К обоснованию этих мыслей относится то, что мы рассматриваем здесь категории, посредством которых создается образ нас самих, в их различии от тех, посредством которых мы получаем собственно исторические образы. Прежде всего, следует сказать, что познание собственной жизни в ее сравнении с чужой жизнью составляет своеобразную противоположность. Каждый человек знает себя в тысячу раз лучше, знает в тысячу раз больше о себе, чем о любом другом, даже близком ему человеке; и все-таки другой никогда не представляется нам столь разорванным, столь нецельным и внутренне не связанным, какими мы сами часто представляемся себе. Невольно возникает парадоксальное предположение, что мы знаем о себе слишком много, чтобы произвести все толкования, перетолкования, переходы и добавления, которые только и позволяют создать единство из картины человеческой жизни; о других же мы знаем именно настолько мало, сколько необходимо, чтобы создать их связный образ. Противоположным по видимости, но в сущности связанным с этим предстает другое различие – исторического ви́дения нас самих и других. Непрерывность, с которой мы переживаем наше существование, длительная подготовка, широкое поле деятельности, медленная утрата содержаний нашей жизни, наполненность текущего времени осознанными и прочувствованными моментами, – все это дает при ретроспективном обозрении нашей жизни скольжение и текучесть, препятствующие созданию картины с четким рельефом. В образе личности, содержащейся в историческом сознании, существенные или вообще замеченные моменты выступают резко освещенными, в известной степени изолированными от несущественного или случайно с ними соединенного, от всего звучания переживаний, которое для собственного обозрения сглаживает самостояние, характерное возвышение вершин и переводит их в постепенность. Непрерывность переживаний, прерываемая только сном, психологическая и фактическая опосредствованность актуального содержания другими содержаниями, которые, следуя течению времени, ведут к нему или от него, придают ви́дению собственной жизни и чувству ее тотальности нечто ровное, друг в друга переходящее в его ценности, неприемлемое для исторического построения. В нем параллелизм содержательного развития нашей жизни и формы времени, как он дан в субъективном сознании, должен быть нарушен; историческая личность как таковая живет через изоляцию важных, высоких пунктов ее бытия в особо конструированном, дискретном времени.

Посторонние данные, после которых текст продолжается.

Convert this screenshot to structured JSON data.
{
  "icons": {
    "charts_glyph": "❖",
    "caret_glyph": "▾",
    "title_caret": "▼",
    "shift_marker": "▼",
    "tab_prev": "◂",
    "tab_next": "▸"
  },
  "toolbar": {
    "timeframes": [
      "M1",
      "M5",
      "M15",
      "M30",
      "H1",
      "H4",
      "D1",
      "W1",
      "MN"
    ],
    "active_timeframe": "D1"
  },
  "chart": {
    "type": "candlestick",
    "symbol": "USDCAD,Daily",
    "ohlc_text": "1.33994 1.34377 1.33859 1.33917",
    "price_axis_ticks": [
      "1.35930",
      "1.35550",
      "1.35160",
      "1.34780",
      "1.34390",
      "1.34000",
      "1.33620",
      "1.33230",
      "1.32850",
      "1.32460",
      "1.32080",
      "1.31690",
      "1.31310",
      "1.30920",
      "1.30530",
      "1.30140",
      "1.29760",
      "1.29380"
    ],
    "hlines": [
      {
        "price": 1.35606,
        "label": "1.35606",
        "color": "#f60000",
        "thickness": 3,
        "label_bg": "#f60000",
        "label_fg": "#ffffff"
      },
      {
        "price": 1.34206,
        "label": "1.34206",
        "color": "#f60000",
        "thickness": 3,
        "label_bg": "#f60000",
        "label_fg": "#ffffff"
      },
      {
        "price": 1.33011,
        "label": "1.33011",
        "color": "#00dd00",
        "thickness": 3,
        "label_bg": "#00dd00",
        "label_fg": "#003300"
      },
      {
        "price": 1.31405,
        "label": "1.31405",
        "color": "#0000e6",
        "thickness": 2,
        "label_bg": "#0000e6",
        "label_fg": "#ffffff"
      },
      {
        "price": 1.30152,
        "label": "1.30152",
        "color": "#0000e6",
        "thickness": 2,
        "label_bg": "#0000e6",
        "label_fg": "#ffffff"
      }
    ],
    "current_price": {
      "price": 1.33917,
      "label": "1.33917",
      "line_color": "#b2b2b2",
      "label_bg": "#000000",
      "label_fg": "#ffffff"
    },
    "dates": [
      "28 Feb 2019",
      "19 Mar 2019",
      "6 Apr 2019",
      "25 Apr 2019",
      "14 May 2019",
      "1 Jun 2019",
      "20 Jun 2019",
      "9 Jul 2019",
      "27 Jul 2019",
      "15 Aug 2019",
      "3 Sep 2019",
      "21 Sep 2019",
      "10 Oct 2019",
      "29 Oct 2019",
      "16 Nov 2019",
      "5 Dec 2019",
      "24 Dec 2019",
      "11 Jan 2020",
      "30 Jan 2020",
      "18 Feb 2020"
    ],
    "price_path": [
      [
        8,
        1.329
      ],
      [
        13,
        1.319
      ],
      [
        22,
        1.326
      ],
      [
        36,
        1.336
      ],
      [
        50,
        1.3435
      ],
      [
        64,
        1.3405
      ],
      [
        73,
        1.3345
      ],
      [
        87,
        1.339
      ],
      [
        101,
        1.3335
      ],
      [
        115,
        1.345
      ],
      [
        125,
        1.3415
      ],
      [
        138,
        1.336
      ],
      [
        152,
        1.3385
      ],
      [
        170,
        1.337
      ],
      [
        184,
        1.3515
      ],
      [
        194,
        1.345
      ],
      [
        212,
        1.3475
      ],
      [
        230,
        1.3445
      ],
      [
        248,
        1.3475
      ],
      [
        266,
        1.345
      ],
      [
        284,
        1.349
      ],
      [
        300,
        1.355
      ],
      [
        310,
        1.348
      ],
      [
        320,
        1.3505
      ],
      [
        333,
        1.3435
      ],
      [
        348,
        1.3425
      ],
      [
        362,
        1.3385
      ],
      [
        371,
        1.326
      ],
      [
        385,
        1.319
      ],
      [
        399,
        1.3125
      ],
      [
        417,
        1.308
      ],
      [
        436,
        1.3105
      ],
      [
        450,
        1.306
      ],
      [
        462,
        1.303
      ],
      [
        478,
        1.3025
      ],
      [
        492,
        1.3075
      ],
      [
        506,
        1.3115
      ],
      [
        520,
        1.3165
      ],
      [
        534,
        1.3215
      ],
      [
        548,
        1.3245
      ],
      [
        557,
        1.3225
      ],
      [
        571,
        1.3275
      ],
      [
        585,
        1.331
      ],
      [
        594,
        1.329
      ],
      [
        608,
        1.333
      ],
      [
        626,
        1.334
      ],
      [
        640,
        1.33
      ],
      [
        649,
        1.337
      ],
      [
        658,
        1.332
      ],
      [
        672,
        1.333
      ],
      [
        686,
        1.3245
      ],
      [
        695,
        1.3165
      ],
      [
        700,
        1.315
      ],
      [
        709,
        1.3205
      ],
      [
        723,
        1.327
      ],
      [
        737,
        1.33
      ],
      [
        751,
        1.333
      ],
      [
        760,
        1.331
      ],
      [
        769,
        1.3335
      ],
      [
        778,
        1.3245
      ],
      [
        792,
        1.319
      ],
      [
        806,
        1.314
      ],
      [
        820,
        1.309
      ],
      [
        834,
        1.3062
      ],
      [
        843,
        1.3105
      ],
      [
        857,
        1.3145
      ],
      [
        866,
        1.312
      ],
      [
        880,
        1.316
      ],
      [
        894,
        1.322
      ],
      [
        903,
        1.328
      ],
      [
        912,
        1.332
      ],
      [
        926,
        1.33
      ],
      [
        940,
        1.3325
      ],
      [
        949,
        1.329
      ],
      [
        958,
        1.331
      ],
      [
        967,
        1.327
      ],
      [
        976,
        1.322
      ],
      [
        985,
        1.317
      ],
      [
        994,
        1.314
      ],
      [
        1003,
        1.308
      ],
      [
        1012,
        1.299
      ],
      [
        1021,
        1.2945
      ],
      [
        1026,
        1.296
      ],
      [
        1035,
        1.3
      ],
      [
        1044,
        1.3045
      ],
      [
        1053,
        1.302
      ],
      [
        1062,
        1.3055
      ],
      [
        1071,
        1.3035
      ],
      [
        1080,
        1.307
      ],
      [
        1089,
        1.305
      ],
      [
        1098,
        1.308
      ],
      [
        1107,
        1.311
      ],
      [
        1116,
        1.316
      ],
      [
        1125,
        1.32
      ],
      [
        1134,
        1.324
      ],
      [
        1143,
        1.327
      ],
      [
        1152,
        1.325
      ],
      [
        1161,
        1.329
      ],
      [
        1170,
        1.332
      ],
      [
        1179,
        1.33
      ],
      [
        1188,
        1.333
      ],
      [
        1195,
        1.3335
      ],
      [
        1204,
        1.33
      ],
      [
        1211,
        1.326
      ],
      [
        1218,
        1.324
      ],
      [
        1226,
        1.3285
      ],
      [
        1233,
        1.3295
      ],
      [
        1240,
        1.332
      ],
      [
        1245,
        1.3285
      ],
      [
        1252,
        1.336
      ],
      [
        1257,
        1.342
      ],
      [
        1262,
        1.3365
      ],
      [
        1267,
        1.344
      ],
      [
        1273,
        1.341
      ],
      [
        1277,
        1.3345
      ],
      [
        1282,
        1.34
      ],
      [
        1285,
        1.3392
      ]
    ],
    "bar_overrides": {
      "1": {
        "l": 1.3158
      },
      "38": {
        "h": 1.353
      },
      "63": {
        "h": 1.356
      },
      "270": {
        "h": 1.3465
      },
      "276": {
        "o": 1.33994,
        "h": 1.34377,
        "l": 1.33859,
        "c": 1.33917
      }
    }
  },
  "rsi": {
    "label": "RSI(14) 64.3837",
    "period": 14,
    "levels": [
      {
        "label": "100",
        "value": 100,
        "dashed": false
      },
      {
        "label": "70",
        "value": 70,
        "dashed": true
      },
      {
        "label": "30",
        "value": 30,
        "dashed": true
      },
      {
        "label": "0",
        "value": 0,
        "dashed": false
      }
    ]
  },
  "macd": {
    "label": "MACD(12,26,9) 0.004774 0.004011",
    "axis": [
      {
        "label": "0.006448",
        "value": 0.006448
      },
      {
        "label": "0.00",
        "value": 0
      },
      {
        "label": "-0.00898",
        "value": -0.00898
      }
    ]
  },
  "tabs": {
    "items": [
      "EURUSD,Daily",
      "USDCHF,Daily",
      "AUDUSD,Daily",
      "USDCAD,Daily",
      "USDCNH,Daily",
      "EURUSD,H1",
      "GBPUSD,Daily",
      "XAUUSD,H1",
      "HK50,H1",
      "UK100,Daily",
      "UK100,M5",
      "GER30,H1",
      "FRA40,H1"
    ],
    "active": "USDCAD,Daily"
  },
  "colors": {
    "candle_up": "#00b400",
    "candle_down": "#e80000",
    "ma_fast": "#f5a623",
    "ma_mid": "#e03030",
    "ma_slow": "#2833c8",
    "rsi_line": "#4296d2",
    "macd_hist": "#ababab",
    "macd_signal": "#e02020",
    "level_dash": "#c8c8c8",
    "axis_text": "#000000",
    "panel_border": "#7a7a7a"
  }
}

Вопрос, идет ли развитие культуры постепенно или толчками, объективно решить невозможно. То, что мы можем установить, никогда не составляет действительного скольжения; это – лишь отдельные пункты, которые образуют ряд потому, что наблюдающий дух движется в непрерывном сознании от одного к другому. С другой стороны, нельзя отрицать, что исследование не должно рассматривать расстояние между двумя фактами одного ряда как наименьшее, что его путь идет к уменьшению этих расстояний, что для каждого духовного акта можно открыть все большее число предшествующих во времени условий и перешедших в дух совершившего этот акт элементов, которые все теснее связывают оригинальность его действий с пребывающим. Однако сколь ни минимальна эта оригинальность, – хотя масштаб, по которому она представляется минимальной, очень произволен, – это во всяком случае – скачок, оно присоединяется вне непрерывности к прежнему и данному, даже если оно может существовать лишь в синтезе с ним. Подчеркивать ли здесь непрерывность или прерывность – дело свободного или целесообразного выбора; историю можно одинаково оправданно рассматривать как с точки зрения родственности, так и особенности ее явлений. Тот, для кого все дело в фактических содержаниях культуры, будет рассматривать развитие скорее как непрерывное в отличие от того, чье внимание направлено на ее носителей, ибо индивидуальность дает более точно очерченную картину, менее расчленяемую на ее составные части.
С другой стороны, именно в личности можно видеть непрерывность, которой никогда не достигают факты. Ибо ведь в культуре соединяются посылки открытия, действия, чтобы из них вышло новое, которое затем выступает в качестве готового, отдельного, ни с чем не связанного факта. Правда, личности в своем сочетании более дискретны, чем вещи, ибо последние могут быть упорядочены в логическом ряду, чему души противятся, так как в них, кроме логически постигаемых, присутствуют тысячи элементов, и каждая душа как целое представляет собой ни с чем не сравнимое явление; но отдельная личность есть нечто непрерывное, и этим она опосредствует исторически данные элементы с тем новым, что соответственно им создано этой личностью.
Но и здесь вопрос – непрерывность или дискретность не будет допускающей объективное решение альтернативой, а в зависимости от того, направлено ли внимание на происходящий в личности процесс, который создает фактическое содержание, или на самый этот процесс в его логическо-фактическом значении, развитие будет подведено под то или иное понятие.